The Punch Newspaper and The Fragile Peace in Nigeria

By

Muhammad Mahmud

meinagge@gmail.com

 

Reading an interesting article in the online edition of the Punch newspaper, my attention was forcefully diverted to a popping news item which reads “Gunmen kill policemen, burn Churches in Kano”. I had to skip reading the article to click on the story for its serious implications. But after reading the report which the paper said was written by an “agency reporter”; I found it a totally misleading piece. The reported incidence, which the paper couldn’t wait to confirm, from the authorities, before going public, purportedly happened elsewhere as indicated by the paper in the body of the report. I was disappointed by the unprincipled and unethical manner the paper carried the story.

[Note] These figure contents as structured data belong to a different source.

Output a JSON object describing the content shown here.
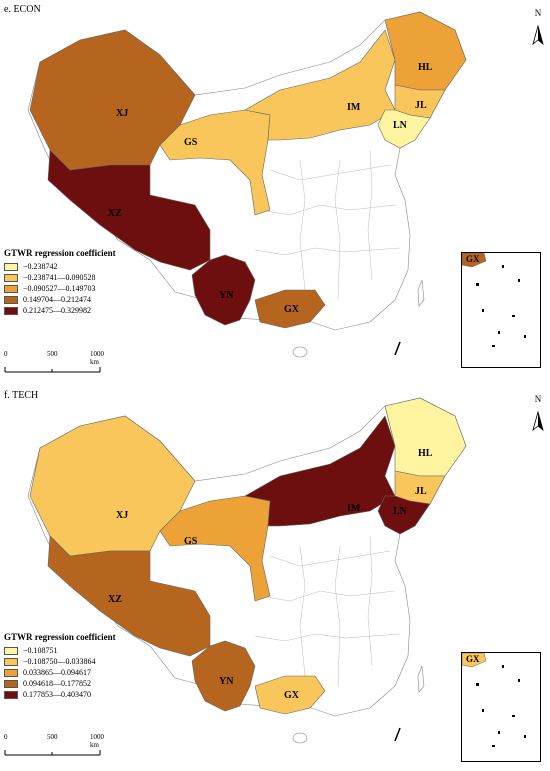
{
  "colors": {
    "class1": "#fff5a0",
    "class2": "#f8c65a",
    "class3": "#eca237",
    "class4": "#b5651d",
    "class5": "#6e0f0f",
    "none": "#ffffff",
    "border": "#888888"
  },
  "panels": [
    {
      "title": "e. ECON",
      "north": "N",
      "legend_title": "GTWR regression coefficient",
      "legend": [
        {
          "label": "−0.238742",
          "cls": "class1"
        },
        {
          "label": "−0.238741—0.090528",
          "cls": "class2"
        },
        {
          "label": "−0.090527—0.149703",
          "cls": "class3"
        },
        {
          "label": "0.149704—0.212474",
          "cls": "class4"
        },
        {
          "label": "0.212475—0.329982",
          "cls": "class5"
        }
      ],
      "scale": [
        "0",
        "500",
        "1000 km"
      ],
      "inset_label": "GX",
      "regions": {
        "XJ": "class4",
        "XZ": "class5",
        "GS": "class2",
        "IM": "class2",
        "HL": "class3",
        "JL": "class2",
        "LN": "class1",
        "YN": "class5",
        "GX": "class4"
      }
    },
    {
      "title": "f. TECH",
      "north": "N",
      "legend_title": "GTWR regression coefficient",
      "legend": [
        {
          "label": "−0.108751",
          "cls": "class1"
        },
        {
          "label": "−0.108750—0.033864",
          "cls": "class2"
        },
        {
          "label": "0.033865—0.094617",
          "cls": "class3"
        },
        {
          "label": "0.094618—0.177852",
          "cls": "class4"
        },
        {
          "label": "0.177853—0.403470",
          "cls": "class5"
        }
      ],
      "scale": [
        "0",
        "500",
        "1000 km"
      ],
      "inset_label": "GX",
      "regions": {
        "XJ": "class2",
        "XZ": "class4",
        "GS": "class3",
        "IM": "class5",
        "HL": "class1",
        "JL": "class2",
        "LN": "class5",
        "YN": "class4",
        "GX": "class2"
      }
    }
  ]
}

Scrolling down to express my feelings about its report on the comments column, I perused some opinions and what I saw made the misleading story a child’s play. All sorts of abuses and unprintable words were written against Islam, its Prophet and the Muslims. I was surprised that a national paper like the Punch will dedicate its pages for such primordial and uncivilized expressions. The insults, instead of drawing ire, depicted a consoling picture of how deep the haters of Islam and Prophet Muhammad (peace be upon him) are living in self inflicted torments. An insight of the silent but unmitigated torture suffered by haters of Islam is displayed by the hate comments that made not the slightest harm to the steady progress of the religion worldwide.

 

Nonetheless, I was surprised by the insensibility of the editor to let his page reduced to that disgusting level. I was surprised that he comfortably made available his pages to be used for insulting millions of the paper’s subscribers and/or patronizers who might have spent millions of Naira to advertise in the paper.

 

I am aware that the Punch is not the only online paper that demeans its paper and site in this style. Some Nigerian newspapers, unfortunately, reduced themselves to such disgusting level as the Punch.

 

But I am more surprised by the pretended unawareness of what is going on or tacit approval by the bodies that are supposed to check this unethical attitude of the papers. I expected such bodies to call these newspapers to order before not after they spark yet another round of religious crisis.